Note: Using a radius \( r = 2 \) implies including strings that differ by at most one position from the center string, as the concept of an "open set" excludes the boundary. Thus, for an open set with radius \( r = 2 \), the relationship is "strictly less than 2": $$ B(x, 2) = \{ y \mid D_L(x, y) < 2 \} $$ To define "closed sets" that include the boundary, I would use "less than or equal to 2," including all strings within a maximum distance of 2 edits from the center string: $$ C(x, 2) = \{ y \mid D_L(x, y) \le 2 \} $$
I check the open balls of radius \( 2 \) for each string in \( X \):
- Open ball centered on "cat" $$ B("cat", 2) = \{"cat", "bat"\} $$ These strings require at most one character substitution to transform "cat" into "bat", "rat", or "mat".
- Open ball centered on "bat" $$ B("bat", 2) = \{"bat", "cat"\} $$ This open ball includes all strings that can be transformed into "bat" with at most one edit.
- Open ball centered on "cut" $$ B("cut", 2) = \{"cut"\} $$ In this case, none of the strings in set \( X \) can be transformed into "cut" with just one edit. Only "cut" itself belongs to this set as it can be transformed into itself with zero edits.
The sets \( B("cat", 2) \), \( B("bat", 2) \), and \( B("cut", 2) \) form a basis for the topology induced by the Levenshtein distance with radius \( r = 1 \).

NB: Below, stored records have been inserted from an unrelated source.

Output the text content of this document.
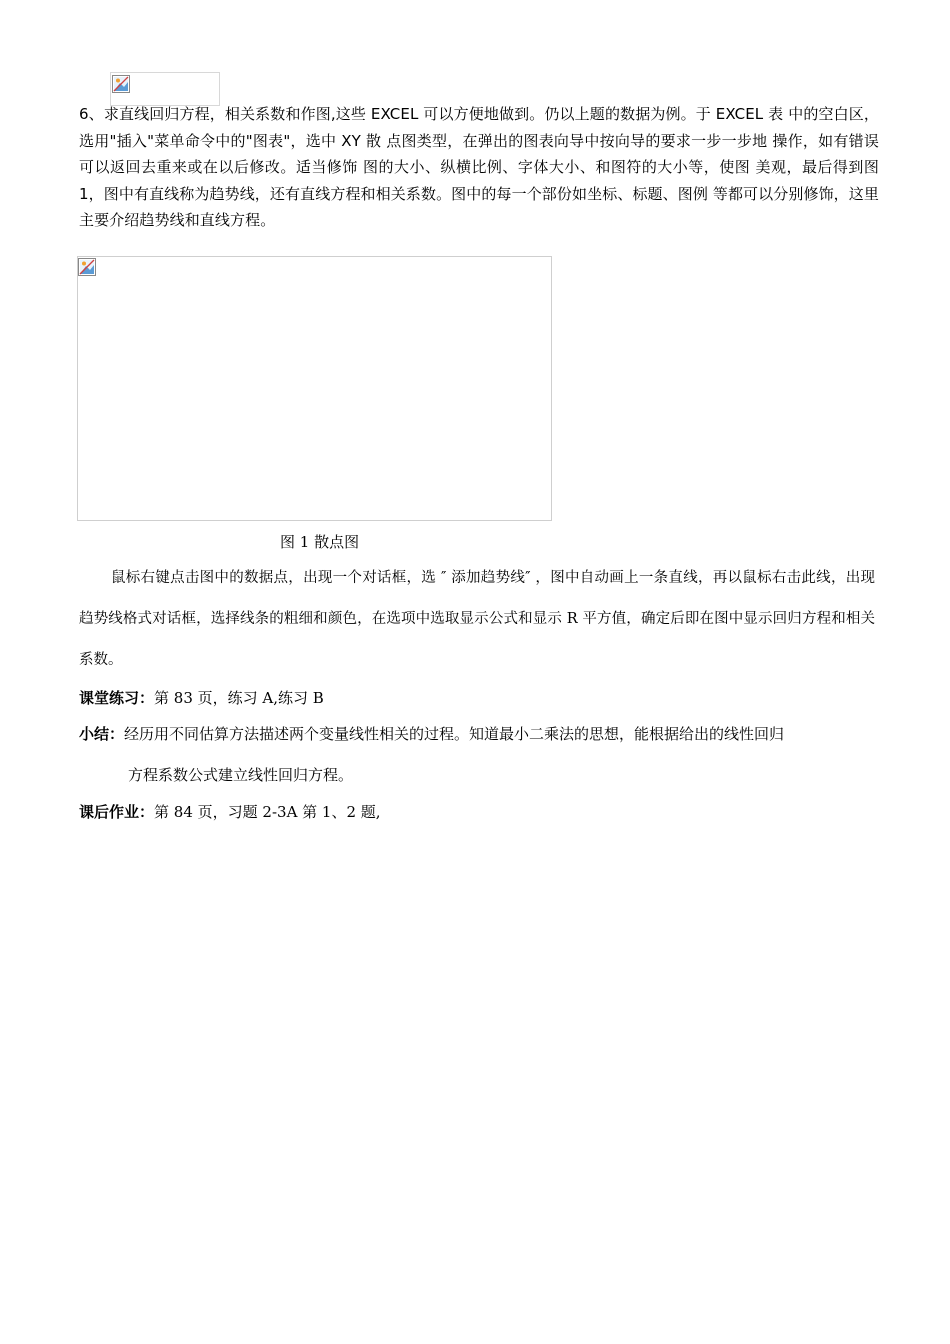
6、求直线回归方程，相关系数和作图,这些 EXCEL 可以方便地做到。仍以上题的数据为例。于 EXCEL 表 中的空白区，选用"插入"菜单命令中的"图表"，选中 XY 散 点图类型，在弹出的图表向导中按向导的要求一步一步地 操作，如有错误可以返回去重来或在以后修改。适当修饰 图的大小、纵横比例、字体大小、和图符的大小等，使图 美观，最后得到图 1，图中有直线称为趋势线，还有直线方程和相关系数。图中的每一个部份如坐标、标题、图例 等都可以分别修饰，这里主要介绍趋势线和直线方程。
图 1 散点图
鼠标右键点击图中的数据点，出现一个对话框，选 ″ 添加趋势线″ ，图中自动画上一条直线，再以鼠标右击此线，出现趋势线格式对话框，选择线条的粗细和颜色，在选项中选取显示公式和显示 R 平方值，确定后即在图中显示回归方程和相关系数。
课堂练习：第 83 页，练习 A,练习 B
小结：经历用不同估算方法描述两个变量线性相关的过程。知道最小二乘法的思想，能根据给出的线性回归
方程系数公式建立线性回归方程。
课后作业：第 84 页，习题 2-3A 第 1、2 题,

With this basis, I can derive all other open sets as arbitrary unions of these open balls of radius \( 2 \).
For example, the union of \( B("bat", 1) \) and \( B("cut", 1) \)
$$ B("bat", 1) \cup B("cut", 1) $$
Knowing that \( B("cat", 2) = \{"cat", "bat"\} \) and \( B("cut", 2) = \{"cut"\} \)
$$ B("bat", 1) \cup B("cut", 1) = \{"cat", "bat"\} \cup \{"cut"\} $$
$$ B("bat", 1) \cup B("cut", 1) = \{"cat", "bat", "cut"\} $$
The set \( \{"cat", "bat", "cut"\} \) is another open set in this topology.
Through this construction, I have a metric topology on \( X \) induced by Levenshtein distance, and I can generate any open set as a union of these basic elements.
And so on.